Editorial | Meeting the state halfway

Recently, the yearly SEPTA budget has tended to fall in the red.

But $129 million is a bit excessive. So goes the logic behind the recent

"Plan A" proposal, which would increase fares by about 11 percent.

Unfortunately, the two Philadelphia representatives on the SEPTA board vetoed this proposal, pushing back a final decision until late June.

About when the Pennsylvania state budget process will be wrapping up.

This year's budget is of particular note to Philadelphia riders, since Gov. Ed Rendell has proposed to create a dedicated funding stream for the chronically underfunded transit body.

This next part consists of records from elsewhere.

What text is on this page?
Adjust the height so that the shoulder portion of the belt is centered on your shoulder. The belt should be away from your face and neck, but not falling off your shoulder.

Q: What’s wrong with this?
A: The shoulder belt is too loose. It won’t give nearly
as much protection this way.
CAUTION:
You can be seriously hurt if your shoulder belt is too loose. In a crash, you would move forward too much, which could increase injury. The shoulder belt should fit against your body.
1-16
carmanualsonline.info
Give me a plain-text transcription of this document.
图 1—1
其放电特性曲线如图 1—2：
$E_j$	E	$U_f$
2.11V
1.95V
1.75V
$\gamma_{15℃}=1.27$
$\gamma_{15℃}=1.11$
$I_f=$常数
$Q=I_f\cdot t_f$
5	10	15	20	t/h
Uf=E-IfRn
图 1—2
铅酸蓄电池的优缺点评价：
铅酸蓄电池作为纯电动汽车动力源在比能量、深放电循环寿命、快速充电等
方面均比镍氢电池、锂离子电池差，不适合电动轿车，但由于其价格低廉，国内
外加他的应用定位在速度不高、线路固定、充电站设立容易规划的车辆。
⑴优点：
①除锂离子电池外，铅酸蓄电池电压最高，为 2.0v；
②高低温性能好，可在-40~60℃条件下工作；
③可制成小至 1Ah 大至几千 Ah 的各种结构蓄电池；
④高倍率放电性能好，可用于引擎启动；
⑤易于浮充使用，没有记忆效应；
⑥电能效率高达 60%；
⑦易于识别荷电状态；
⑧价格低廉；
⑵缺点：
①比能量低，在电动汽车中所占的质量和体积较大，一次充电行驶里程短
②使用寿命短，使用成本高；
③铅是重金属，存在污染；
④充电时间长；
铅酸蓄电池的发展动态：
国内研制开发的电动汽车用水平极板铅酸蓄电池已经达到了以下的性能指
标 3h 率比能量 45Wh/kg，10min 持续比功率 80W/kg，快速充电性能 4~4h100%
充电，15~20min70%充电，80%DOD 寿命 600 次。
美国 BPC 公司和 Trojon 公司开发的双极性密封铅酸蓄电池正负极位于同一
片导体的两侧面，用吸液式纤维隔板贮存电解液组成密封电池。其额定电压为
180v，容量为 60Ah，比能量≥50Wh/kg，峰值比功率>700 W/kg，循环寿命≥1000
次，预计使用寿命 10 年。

A good idea, of course - SEPTA is an essential component of our local economy, and it must be able to continue providing service to the region.

To that extent, the state government has a vested interest in ensuring that the buses and trains keep running, and it must show its support financially.

Still, an imbalance of $129 million is an absurd figure, one that Philadelphians can't expect Harrisburg to take care of automatically.

Which is why the "Plan A" proposal makes sense. Its modest and practical fare increases would generate additional revenue of $35 million, allowing SEPTA to only seek $94 million from the state.

It would've been a gesture on SEPTA's part, showing the legislature that the transit authority isn't simply sitting by idly as it bleeds funds.

Only two other choices exist: The state can decide to fund all of SEPTA's shortfall from here on out, or SEPTA will be forced to enact the catastrophic "Plan B" measures that would raise fares by 24 percent and cut service by 20 percent.

Citizens will always need an affordable way into and around the city, but the state shouldn't be seen a cure-all. If SEPTA can work toward becoming more financially viable without compromising its services, that's a start.